A headache (or cephalalgia in medical terms) is a condition of pain in the head. Sometimes, upper back or neck pain may also be interpreted as a headache. Headache ranks amongst the most common local pain complaints and may be frequent for many people.
What Causes Headaches?
The vast majority of headaches are benign and self-limiting. Common causes include tension, migraine, eye strain, dehydration, low blood sugar, and sinusitis. A migraine is a neurological syndrome characterized by altered bodily experiences, painful headaches, and nausea. It is a common condition which affects women more frequently than men. When the headache occurs in conjunction with a head injury, the cause is usually quite evident. A large percentage of headaches among women are caused by ever-fluctuating estrogen during menstrual years. This can occur prior to or even during midcycle menstruation.
Treatment of an uncomplicated headache is usually symptomatic, using over-the-counter painkillers such as aspirin, paracetamol (acetaminophen) or ibuprofen. Some specific forms of headaches (for example, migraines) may demand other more suitable treatment. It may be possible to relate the occurrence of a headache to other particular triggers (such as stress or particular foods), which can then be avoided.
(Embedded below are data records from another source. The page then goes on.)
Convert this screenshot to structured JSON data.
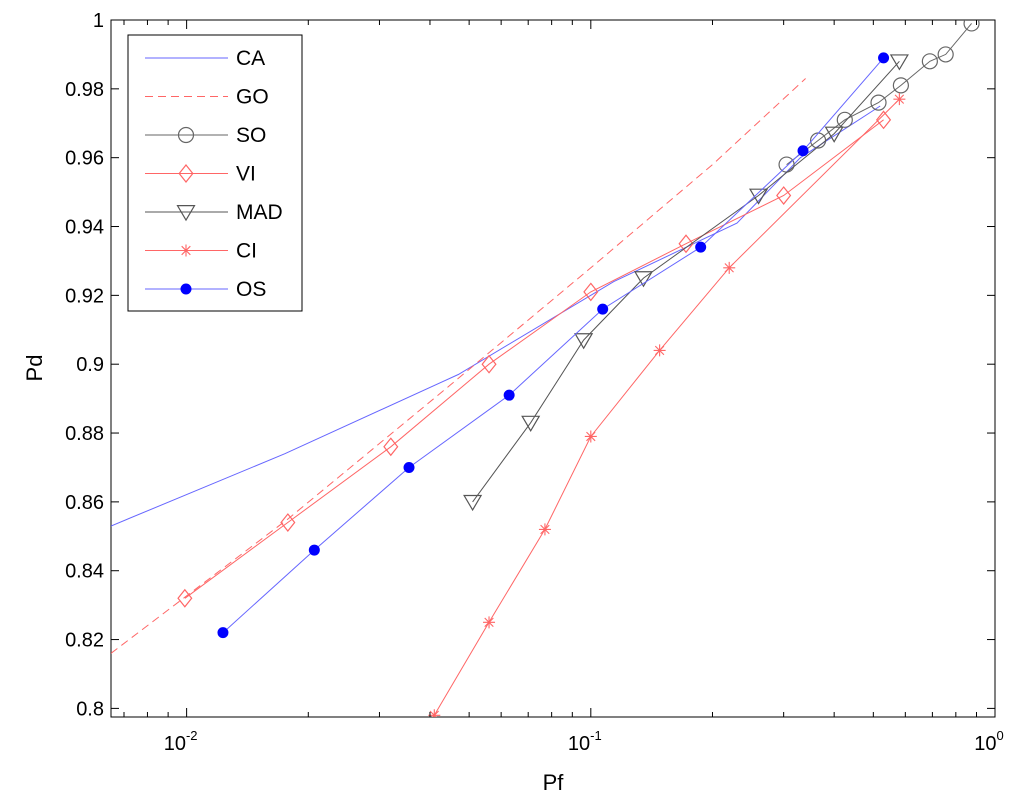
{
  "chart_data": {
    "type": "line",
    "title": "",
    "xlabel": "Pf",
    "ylabel": "Pd",
    "xscale": "log",
    "xlim": [
      0.0065,
      1.0
    ],
    "ylim": [
      0.7975,
      1.0
    ],
    "grid": false,
    "legend_position": "top-left",
    "x_ticks": [
      {
        "base": "10",
        "exp": "-2",
        "value": 0.01
      },
      {
        "base": "10",
        "exp": "-1",
        "value": 0.1
      },
      {
        "base": "10",
        "exp": "0",
        "value": 1
      }
    ],
    "y_ticks": [
      {
        "label": "0.8",
        "value": 0.8
      },
      {
        "label": "0.82",
        "value": 0.82
      },
      {
        "label": "0.84",
        "value": 0.84
      },
      {
        "label": "0.86",
        "value": 0.86
      },
      {
        "label": "0.88",
        "value": 0.88
      },
      {
        "label": "0.9",
        "value": 0.9
      },
      {
        "label": "0.92",
        "value": 0.92
      },
      {
        "label": "0.94",
        "value": 0.94
      },
      {
        "label": "0.96",
        "value": 0.96
      },
      {
        "label": "0.98",
        "value": 0.98
      },
      {
        "label": "1",
        "value": 1.0
      }
    ],
    "series": [
      {
        "name": "CA",
        "color": "#6666ff",
        "dash": "none",
        "marker": "none",
        "x": [
          0.0065,
          0.0175,
          0.047,
          0.114,
          0.23,
          0.33,
          0.52
        ],
        "y": [
          0.853,
          0.874,
          0.897,
          0.924,
          0.941,
          0.96,
          0.975
        ]
      },
      {
        "name": "GO",
        "color": "#ff6666",
        "dash": "8,5",
        "marker": "none",
        "x": [
          0.0065,
          0.0178,
          0.045,
          0.1,
          0.2,
          0.34
        ],
        "y": [
          0.816,
          0.855,
          0.894,
          0.928,
          0.958,
          0.983
        ]
      },
      {
        "name": "SO",
        "color": "#666666",
        "dash": "none",
        "marker": "circle",
        "x": [
          0.305,
          0.365,
          0.425,
          0.515,
          0.585,
          0.69,
          0.755,
          0.875
        ],
        "y": [
          0.958,
          0.965,
          0.971,
          0.976,
          0.981,
          0.988,
          0.99,
          0.999
        ]
      },
      {
        "name": "VI",
        "color": "#ff6666",
        "dash": "none",
        "marker": "diamond",
        "x": [
          0.0099,
          0.0178,
          0.032,
          0.056,
          0.1,
          0.172,
          0.3,
          0.53
        ],
        "y": [
          0.832,
          0.854,
          0.876,
          0.9,
          0.921,
          0.935,
          0.949,
          0.971
        ]
      },
      {
        "name": "MAD",
        "color": "#555555",
        "dash": "none",
        "marker": "triangle",
        "x": [
          0.051,
          0.071,
          0.096,
          0.135,
          0.26,
          0.4,
          0.58
        ],
        "y": [
          0.86,
          0.883,
          0.907,
          0.925,
          0.949,
          0.967,
          0.988
        ]
      },
      {
        "name": "CI",
        "color": "#ff6666",
        "dash": "none",
        "marker": "star",
        "x": [
          0.041,
          0.056,
          0.077,
          0.1,
          0.148,
          0.22,
          0.58
        ],
        "y": [
          0.798,
          0.825,
          0.852,
          0.879,
          0.904,
          0.928,
          0.977
        ]
      },
      {
        "name": "OS",
        "color": "#6666ff",
        "dash": "none",
        "marker": "dot",
        "x": [
          0.0123,
          0.0207,
          0.0355,
          0.0628,
          0.107,
          0.187,
          0.335,
          0.53
        ],
        "y": [
          0.822,
          0.846,
          0.87,
          0.891,
          0.916,
          0.934,
          0.962,
          0.989
        ]
      }
    ]
  },
  "colors": {
    "axis": "#000000",
    "os_marker_fill": "#0000ff"
  }
}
What Are the Different Types of Headaches?
Yes, there are actually different types of headaches, depending on the cause or location of the pain. The four main types of headaches are vascular, myogenic, cervicogenis, and chronic progressive headaches.
The most common type of vascular headache is migraine. Migraine headaches are usually characterized by severe pain on one or both sides of the head, an upset stomach, and, for some people, disturbed vision. It is more common in women. While vascular changes are evident during a migraine, the cause of the headache is neurologic, not vascular.
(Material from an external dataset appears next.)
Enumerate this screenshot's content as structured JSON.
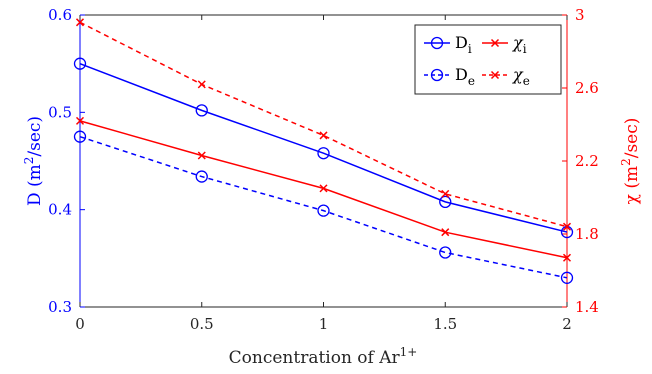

Myogenic or muscular headaches appear to involve the tightening or tensing of facial and neck muscles; they may radiate to the forehead. Tension headache is the most common form of myogenic headache.
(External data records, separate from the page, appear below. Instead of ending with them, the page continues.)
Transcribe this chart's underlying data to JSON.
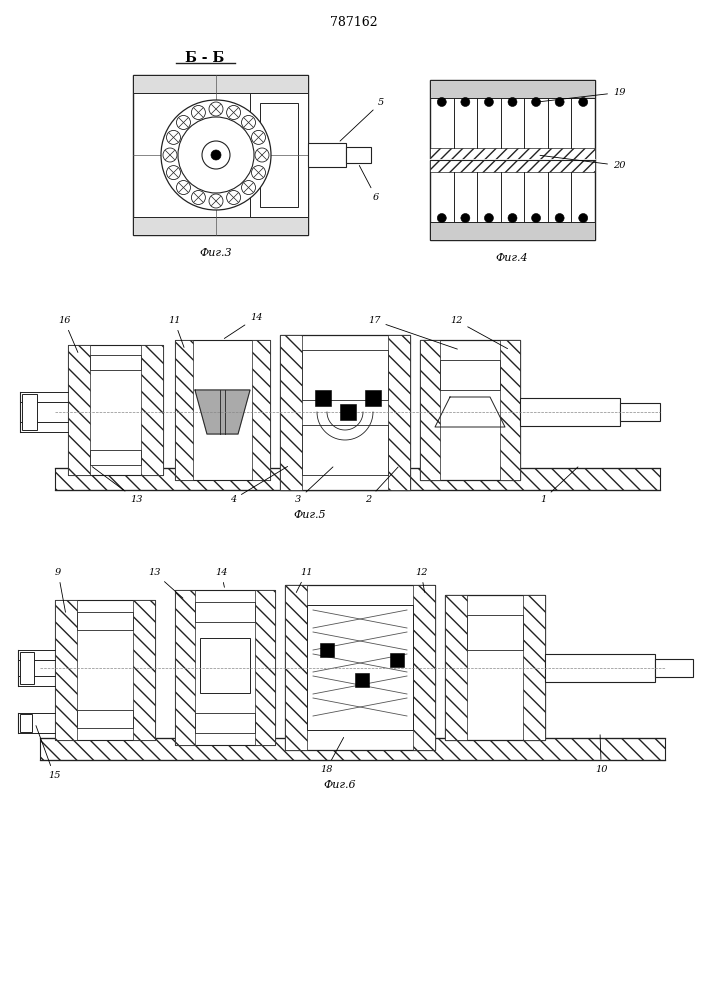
{
  "title": "787162",
  "bg": "#f5f5f0",
  "lc": "#222222",
  "fig3_caption": "Фиг.3",
  "fig4_caption": "Фиг.4",
  "fig5_caption": "Фиг.5",
  "fig6_caption": "Фиг.6"
}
Cervicogenic headaches originate from disorders of the neck, including the anatomical structures innervated by the cervical roots C1–C3. Cervical headache is often precipitated by neck movement and/or sustained awkward head positioning. It is often accompanied by restricted cervical range of motion, ipsilateral neck, shoulder, or arm pain of a rather vague non-radicular nature or, occasionally, arm pain of a radicular nature.
Chronic Progressive Headaches
Chronic progressive headaches (also known as traction or inflammatory headaches) are symptoms of other disorders, ranging from stroke to sinus infection. Specific types of chronic progressive headaches include:
How to Get Headache Relief
Not all headaches require medical attention, and many respond with simple analgesia (painkillers) such as paracetamol/acetaminophen or members of the NSAID class (such as aspirin/acetylsalicylic acid or ibuprofen).
In recurrent unexplained headaches, healthcare professionals may recommend keeping a “headache diary” with entries on type of headache, associated symptoms, precipitating and aggravating factors. This may reveal specific patterns, such as an association with medication, menstruation or absenteeism or with certain foods. It was reported in March 2007 by two separate teams of researchers that stimulating the brain with implanted electrodes appears to help ease the pain of cluster headaches.